|
В.А. Рыбин К вопросу о
«номотетической» концептуализации культуры Представлен вариант диалектико-логического
конструирования культуры как самовоспроизводящейся системы, приведена
соответствующая графическая схема. Обоснована методология концептуализации
культуры, выделены основные её компоненты и принципы их взаимодействия,
задающие как функциональную идентичность, так и структурное различение
конкретных культур. |
Опубликовано в: Вестник Челябинского
государственного университета. - Серия: Философия. Социология. Культурология.
– 2007. - № 4 (82). - С.76-84. |
|
|
Общеизвестны трудности, возникающие при
необходимости дать определение культуры. Бесконечное многообразие внешних
проявлений и сложность внутренних взаимосвязей, образующих культуру, задаёт единственно
продуктивную методологию ее познания, предполагающую наложение определенных
ограничений, сужение объема выделяемых аспектов соответственно познавательной
ситуации, которая включает в себя постановку задачи и выделение условий,
необходимых для ее решения. До сих пор понимание культуры по большей части
ограничивается описательными, феноменологическими характеристиками,
поскольку, как утверждает большинство исследователей, сверхсложность данного
феномена позволяет изучать его лишь в русле «идиографического» -
индивидуализирующего – метода. Задача данной публикации состоит в том, чтобы
внести «номотетику» в исследование культуры, определив главные ориентиры ее
логического конструирования, выделив те имманентные ей законосообразные связи
и зависимости, которые обладали бы эвристической значимостью. Условия решения
данной задачи задаются современной социокультурной ситуацией, которая
заключается в том, что культура все в большей степени открывается динамически
и процессуально - «обгоняя» и «накрывая» собой природу. Именно культура в
наши дни заявляет о себе как первичная реальность (хотя этот факт нередко
проявляется негативным образом, например, в виде экологического кризиса).

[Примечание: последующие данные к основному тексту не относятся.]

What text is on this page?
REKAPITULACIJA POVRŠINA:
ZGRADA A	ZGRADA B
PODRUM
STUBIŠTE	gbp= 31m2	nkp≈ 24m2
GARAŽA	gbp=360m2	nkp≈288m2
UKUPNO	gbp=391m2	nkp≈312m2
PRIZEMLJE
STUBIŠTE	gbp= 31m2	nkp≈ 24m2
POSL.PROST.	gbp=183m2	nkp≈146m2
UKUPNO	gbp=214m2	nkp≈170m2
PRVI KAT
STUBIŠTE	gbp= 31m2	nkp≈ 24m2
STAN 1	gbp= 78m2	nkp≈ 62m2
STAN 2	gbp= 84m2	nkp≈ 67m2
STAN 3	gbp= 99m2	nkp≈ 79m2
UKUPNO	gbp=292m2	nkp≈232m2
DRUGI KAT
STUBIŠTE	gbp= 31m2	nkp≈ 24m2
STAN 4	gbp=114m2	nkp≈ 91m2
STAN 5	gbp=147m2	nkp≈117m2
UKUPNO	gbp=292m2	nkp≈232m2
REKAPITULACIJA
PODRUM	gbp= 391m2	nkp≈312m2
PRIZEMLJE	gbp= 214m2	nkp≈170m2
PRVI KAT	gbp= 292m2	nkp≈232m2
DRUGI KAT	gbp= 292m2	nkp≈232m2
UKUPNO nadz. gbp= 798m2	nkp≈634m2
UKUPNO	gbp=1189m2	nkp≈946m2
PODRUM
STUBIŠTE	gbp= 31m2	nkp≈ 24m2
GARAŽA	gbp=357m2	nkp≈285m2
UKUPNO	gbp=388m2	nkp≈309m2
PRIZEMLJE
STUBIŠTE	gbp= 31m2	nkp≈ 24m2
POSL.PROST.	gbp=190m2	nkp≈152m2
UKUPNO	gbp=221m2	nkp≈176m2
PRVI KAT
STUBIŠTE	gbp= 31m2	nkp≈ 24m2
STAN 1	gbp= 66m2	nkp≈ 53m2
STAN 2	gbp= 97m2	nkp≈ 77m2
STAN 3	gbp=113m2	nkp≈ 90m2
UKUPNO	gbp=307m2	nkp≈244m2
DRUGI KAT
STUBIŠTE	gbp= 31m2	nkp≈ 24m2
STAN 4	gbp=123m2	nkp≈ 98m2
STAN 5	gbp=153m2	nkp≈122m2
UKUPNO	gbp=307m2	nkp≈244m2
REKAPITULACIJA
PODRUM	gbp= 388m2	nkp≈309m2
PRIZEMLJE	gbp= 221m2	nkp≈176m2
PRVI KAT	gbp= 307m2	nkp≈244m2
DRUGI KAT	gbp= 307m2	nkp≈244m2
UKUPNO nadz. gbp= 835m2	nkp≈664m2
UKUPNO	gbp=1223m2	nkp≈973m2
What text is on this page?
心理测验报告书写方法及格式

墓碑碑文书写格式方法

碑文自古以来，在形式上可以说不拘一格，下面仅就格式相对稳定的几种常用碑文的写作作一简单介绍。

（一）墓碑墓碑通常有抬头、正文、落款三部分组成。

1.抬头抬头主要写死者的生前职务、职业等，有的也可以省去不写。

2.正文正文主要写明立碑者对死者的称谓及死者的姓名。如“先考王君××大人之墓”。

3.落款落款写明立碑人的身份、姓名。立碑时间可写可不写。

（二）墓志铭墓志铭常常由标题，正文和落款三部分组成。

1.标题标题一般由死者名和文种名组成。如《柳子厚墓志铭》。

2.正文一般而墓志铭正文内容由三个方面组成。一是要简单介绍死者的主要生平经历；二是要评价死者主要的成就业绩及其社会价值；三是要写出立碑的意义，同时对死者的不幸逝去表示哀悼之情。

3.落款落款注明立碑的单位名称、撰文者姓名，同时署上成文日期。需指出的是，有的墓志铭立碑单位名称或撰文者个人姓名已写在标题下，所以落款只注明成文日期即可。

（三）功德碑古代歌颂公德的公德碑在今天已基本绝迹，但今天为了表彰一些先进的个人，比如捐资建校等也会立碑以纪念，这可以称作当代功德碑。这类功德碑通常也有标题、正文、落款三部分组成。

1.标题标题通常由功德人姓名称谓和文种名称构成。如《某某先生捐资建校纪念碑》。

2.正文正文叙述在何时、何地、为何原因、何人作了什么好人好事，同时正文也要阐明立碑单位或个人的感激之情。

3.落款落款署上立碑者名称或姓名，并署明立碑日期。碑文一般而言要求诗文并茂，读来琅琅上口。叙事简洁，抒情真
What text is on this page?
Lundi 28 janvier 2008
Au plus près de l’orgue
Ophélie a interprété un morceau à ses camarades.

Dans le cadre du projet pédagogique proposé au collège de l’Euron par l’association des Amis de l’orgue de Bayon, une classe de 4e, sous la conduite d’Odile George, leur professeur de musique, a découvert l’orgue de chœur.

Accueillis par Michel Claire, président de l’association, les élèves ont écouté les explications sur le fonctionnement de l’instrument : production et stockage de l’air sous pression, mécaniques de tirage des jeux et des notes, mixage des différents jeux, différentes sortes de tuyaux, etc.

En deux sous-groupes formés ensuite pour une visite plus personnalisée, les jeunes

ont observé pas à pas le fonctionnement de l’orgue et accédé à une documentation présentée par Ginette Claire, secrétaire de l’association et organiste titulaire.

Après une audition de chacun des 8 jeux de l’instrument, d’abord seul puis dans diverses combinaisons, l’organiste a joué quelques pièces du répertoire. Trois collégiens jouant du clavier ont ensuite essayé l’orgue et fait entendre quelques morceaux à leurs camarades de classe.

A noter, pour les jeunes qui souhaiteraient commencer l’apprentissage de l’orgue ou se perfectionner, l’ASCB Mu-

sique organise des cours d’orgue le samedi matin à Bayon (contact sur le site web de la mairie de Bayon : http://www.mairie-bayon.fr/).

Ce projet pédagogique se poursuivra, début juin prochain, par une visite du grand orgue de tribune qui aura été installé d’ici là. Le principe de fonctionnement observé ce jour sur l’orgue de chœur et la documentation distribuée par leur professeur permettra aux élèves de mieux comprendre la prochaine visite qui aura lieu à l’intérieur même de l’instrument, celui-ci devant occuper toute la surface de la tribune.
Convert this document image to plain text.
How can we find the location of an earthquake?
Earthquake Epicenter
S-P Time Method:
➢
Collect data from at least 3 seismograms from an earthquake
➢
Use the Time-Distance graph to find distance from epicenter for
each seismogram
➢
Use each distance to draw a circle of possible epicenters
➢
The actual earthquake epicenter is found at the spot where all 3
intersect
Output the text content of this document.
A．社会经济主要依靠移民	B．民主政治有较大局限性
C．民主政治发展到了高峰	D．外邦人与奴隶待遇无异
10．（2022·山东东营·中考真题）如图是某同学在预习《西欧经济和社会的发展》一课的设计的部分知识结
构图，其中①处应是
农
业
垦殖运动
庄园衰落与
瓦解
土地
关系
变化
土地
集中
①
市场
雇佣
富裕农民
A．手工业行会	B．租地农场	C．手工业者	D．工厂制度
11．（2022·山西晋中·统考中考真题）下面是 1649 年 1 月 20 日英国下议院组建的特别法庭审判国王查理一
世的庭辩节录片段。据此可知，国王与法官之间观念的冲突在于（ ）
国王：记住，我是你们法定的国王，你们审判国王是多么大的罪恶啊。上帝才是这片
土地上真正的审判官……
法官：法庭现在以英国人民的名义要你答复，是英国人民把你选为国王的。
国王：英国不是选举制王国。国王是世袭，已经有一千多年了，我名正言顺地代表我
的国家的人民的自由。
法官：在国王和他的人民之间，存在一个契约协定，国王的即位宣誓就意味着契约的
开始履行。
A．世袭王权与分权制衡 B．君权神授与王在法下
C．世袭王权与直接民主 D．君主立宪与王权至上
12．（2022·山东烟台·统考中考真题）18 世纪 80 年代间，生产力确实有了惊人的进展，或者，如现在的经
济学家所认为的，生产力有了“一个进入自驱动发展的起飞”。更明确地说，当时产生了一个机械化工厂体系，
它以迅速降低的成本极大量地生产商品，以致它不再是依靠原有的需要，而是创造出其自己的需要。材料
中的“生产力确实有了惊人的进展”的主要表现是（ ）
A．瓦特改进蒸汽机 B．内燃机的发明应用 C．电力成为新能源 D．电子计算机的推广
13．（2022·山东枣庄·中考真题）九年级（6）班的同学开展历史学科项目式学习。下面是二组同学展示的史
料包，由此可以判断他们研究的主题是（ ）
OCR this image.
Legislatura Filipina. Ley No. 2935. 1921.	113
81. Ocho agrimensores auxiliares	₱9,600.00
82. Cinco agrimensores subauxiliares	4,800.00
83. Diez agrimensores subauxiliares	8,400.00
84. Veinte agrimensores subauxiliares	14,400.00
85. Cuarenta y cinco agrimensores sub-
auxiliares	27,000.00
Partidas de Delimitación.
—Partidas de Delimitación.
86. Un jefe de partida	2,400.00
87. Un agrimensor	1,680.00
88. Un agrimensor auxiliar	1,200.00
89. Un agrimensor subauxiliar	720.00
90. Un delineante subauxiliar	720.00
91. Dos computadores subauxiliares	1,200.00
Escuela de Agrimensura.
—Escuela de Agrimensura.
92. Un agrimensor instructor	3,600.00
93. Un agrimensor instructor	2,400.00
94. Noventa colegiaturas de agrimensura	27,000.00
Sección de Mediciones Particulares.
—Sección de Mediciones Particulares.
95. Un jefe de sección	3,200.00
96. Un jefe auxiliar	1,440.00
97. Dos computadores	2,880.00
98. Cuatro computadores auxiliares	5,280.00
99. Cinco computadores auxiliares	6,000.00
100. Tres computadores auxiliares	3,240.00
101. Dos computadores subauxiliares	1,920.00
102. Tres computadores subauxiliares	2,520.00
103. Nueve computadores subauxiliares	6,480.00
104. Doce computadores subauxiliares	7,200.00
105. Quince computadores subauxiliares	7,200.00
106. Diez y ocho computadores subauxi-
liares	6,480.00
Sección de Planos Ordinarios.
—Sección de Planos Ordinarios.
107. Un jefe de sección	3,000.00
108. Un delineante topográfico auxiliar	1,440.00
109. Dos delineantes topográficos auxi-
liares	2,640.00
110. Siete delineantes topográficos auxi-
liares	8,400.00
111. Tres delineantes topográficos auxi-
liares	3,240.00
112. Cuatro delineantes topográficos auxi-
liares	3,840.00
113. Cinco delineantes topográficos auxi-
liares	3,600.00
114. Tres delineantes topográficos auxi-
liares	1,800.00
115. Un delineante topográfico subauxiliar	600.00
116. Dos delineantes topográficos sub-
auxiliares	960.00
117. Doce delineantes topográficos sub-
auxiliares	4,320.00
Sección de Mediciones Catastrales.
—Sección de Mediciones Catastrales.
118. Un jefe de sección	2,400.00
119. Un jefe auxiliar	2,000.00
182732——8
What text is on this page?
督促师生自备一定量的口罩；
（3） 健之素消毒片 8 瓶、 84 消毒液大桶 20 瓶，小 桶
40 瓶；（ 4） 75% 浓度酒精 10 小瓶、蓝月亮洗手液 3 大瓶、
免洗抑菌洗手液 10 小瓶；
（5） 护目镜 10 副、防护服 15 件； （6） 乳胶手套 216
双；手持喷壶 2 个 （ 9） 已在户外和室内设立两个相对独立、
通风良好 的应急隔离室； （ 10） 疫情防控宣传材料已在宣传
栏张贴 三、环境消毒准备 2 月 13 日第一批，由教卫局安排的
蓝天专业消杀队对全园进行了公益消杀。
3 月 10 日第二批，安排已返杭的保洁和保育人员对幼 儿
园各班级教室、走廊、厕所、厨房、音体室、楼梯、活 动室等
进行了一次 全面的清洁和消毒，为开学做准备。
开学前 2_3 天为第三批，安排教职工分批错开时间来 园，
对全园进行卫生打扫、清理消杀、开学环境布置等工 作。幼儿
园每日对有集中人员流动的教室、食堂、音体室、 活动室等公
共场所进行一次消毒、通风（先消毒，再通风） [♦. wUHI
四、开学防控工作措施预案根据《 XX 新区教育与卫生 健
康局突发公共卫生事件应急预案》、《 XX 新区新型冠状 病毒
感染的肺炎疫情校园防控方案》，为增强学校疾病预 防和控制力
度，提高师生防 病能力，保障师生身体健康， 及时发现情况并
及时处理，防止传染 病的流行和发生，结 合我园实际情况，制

«Динамическая процессуальность» культуры обусловливается тем обстоятельством,
что за культурой, всеми ее феноменами, включая феномены отчуждающего,
«объективирующего» характера, стоит человек: культура – это собственно человеческая реальность, воспроизводящаяся
в континууме межчеловеческих отношений.
С этой точки зрения «номотетическое» истолкование
культуры предполагает конкретизацию той методологической установки, которая
была заявлена Э. Гуссерлем в его завершающем труде «Кризис европейских наук и
трансцендентальная феноменология» и которая заключается в том, что весь
объективный мир, «наш мир, мир всего человечества … принимается чисто как
коррелят субъективности»[1].
Следовательно, для эксплицирования социокультурной
«номотетики необходимо выделить характеристики, определяющие сущность
человека Представляется, что в заявленной познавательной ситуации
«операциональной значимостью» обладают следующие характеристики. 1.
Человек – это существо активное,
инновационно-творческое, своей деятельностью ускоряющее «естественное»
протекание совершающихся в мире процессов и тем самым вносящее постоянные
изменения в природу, в том числе и в свою собственную. В этом смысле именно
культура есть подлинная природа человека. 2.
Человек – это существо знаковое, поскольку
его преобразующая деятельность предполагает опору на коллективный опыт,
представленный знаками в их вещественном и теоретическом выражении (предмет,
действие, событие, слово и т.д.), и в этом смысле культура представляет собой
знаковую реальность, которая в конечном счете выражается в языке: «Язык – дом
бытия» (М. Хайдеггер). 3.
Человек – это существо смысловое,
прежде всего по той причине, что как вид он «биологически недостаточен» по
сравнению с другими живыми видами (которые существуют, воспроизводясь «из
себя», т.е. на основе врожденной
биологической программы) и оттого компенсирует эту «недостаточность» в
процессе обучения (т.е. усвоения культуры)[2].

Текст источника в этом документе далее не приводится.